Quale lezione si può trarre dai risultati di uno studio scientifico cui hanno collaborato non solo insigni demografi, ma anche altri studiosi di diverse discipline?

Che questo popolo ha molta forza, ha energie da spendere e che abbiamo il futuro nelle nostre mani. Molto dipenderà da quali scelte saranno compiute. Purtroppo la logica dei politici è spesso quella di affrontare le emergenze momentanee, perdendo di vista le prospettive più ampie. Ora si deve comprendere che grandi cambiamenti possono avvenire anche in un arco temporale abbastanza breve. Circa 15 o 20 anni. Abbiamo di fronte il rischio di declinare o la possibilità di rifiorire.

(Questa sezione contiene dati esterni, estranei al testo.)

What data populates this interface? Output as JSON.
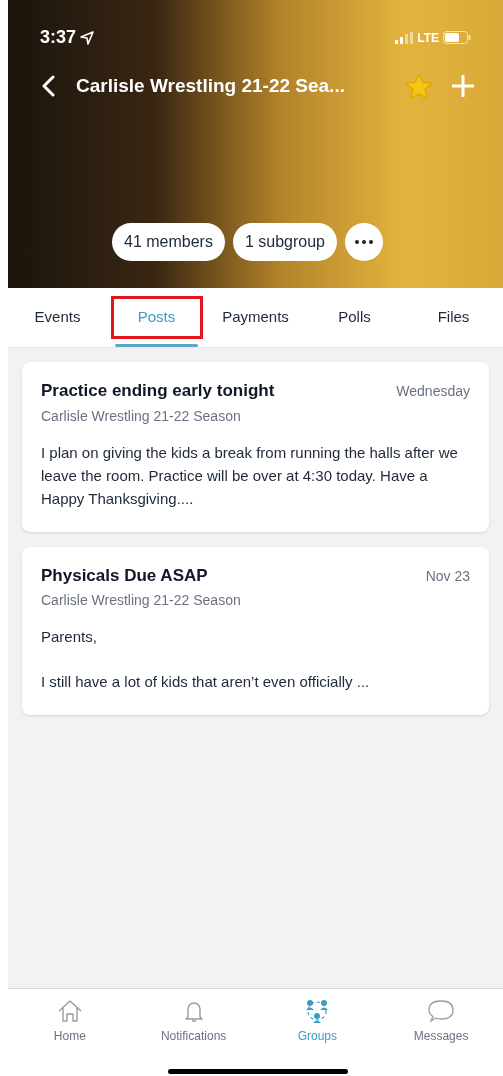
{
  "status_bar": {
    "time": "3:37",
    "network": "LTE"
  },
  "header": {
    "title": "Carlisle Wrestling 21-22 Sea...",
    "favorite": true,
    "chips": [
      "41 members",
      "1 subgroup"
    ]
  },
  "tabs": [
    {
      "label": "Events",
      "selected": false,
      "highlighted": false
    },
    {
      "label": "Posts",
      "selected": true,
      "highlighted": true
    },
    {
      "label": "Payments",
      "selected": false,
      "highlighted": false
    },
    {
      "label": "Polls",
      "selected": false,
      "highlighted": false
    },
    {
      "label": "Files",
      "selected": false,
      "highlighted": false
    }
  ],
  "posts": [
    {
      "title": "Practice ending early tonight",
      "date": "Wednesday",
      "group": "Carlisle Wrestling 21-22 Season",
      "paragraphs": [
        "I plan on giving the kids a break from running the halls after we leave the room. Practice will be over at 4:30 today. Have a Happy Thanksgiving...."
      ]
    },
    {
      "title": "Physicals Due ASAP",
      "date": "Nov 23",
      "group": "Carlisle Wrestling 21-22 Season",
      "paragraphs": [
        "Parents,",
        "I still have a lot of kids that aren’t even officially ..."
      ]
    }
  ],
  "bottom_nav": [
    {
      "label": "Home",
      "kind": "home",
      "selected": false
    },
    {
      "label": "Notifications",
      "kind": "bell",
      "selected": false
    },
    {
      "label": "Groups",
      "kind": "groups",
      "selected": true
    },
    {
      "label": "Messages",
      "kind": "chat",
      "selected": false
    }
  ]
}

Come può essere inquadrata la situazione demografica in Israele?

Sulla terra dell’ex mandato britannico (Israele e Palestina) vivono circa 10,5 milioni di persone. Gli ebrei rappresentano circa il 50 per cento di questa popolazione. Gli arabi israeliani sono circa 1,3 milioni, mentre nei territori vivono circa 3,3 milioni di palestinesi. Se la tendenza demografica attuale sarà confermata ci troveremmo di fronte entro il 2050 a una popolazione di tutto il territorio in cui gli ebrei sarebbero solo il 35 per cento del totale. Per questo è necessario realisticamente rendersi conto che Israele non potrà essere contemporaneamente grande (cioè esente dalle concessioni territoriali), ebraico e democratico. Sarà necessario rinunciare almeno a una di queste tre prerogative e credo responsabilmente il Governo è orientato a fare delle concessioni territoriali.

Anche l’operazione di Gaza può essere motivata sulla base delle strategie demografiche?

Certo. E questa logica determinerà probabilmente anche altre future concessioni.

Ma il rapporto contiene ben altre considerazioni.

C’è per esempio un’importante analisi delle condizioni economiche e sociali che potrebbe determinare nuove politiche di investimenti. Nella classifica sulla qualità della vita dell’Onu, che misura salute, istruzione e ricchezza di 180 nazioni, Israele si piazza al ventitreesimo posto. Una collocazione onorevole, ma non ancora sufficiente per risvegliare nuove ondate di immigrazione. L’88 per cento degli ebrei che vivono nella Diaspora, per esempio, vivono oggi in Paesi che sono meglio collocati di Israele in questa classifica e solo il 12 per cento si trova in condizioni peggiori.

Strategie e politiche per garantire la continuità del popolo ebraico non bastano ancora per rispondere trovare le ragioni di questo progetto di continuità.

In quanto popolo abbiamo un progetto e un messaggio da trasmettere a tutti. Quello del tikkun aolam, di migliorare il mondo. Possiamo riuscirci, soprattutto se saremo capaci di lasciare spazio e di sviluppare la creatività.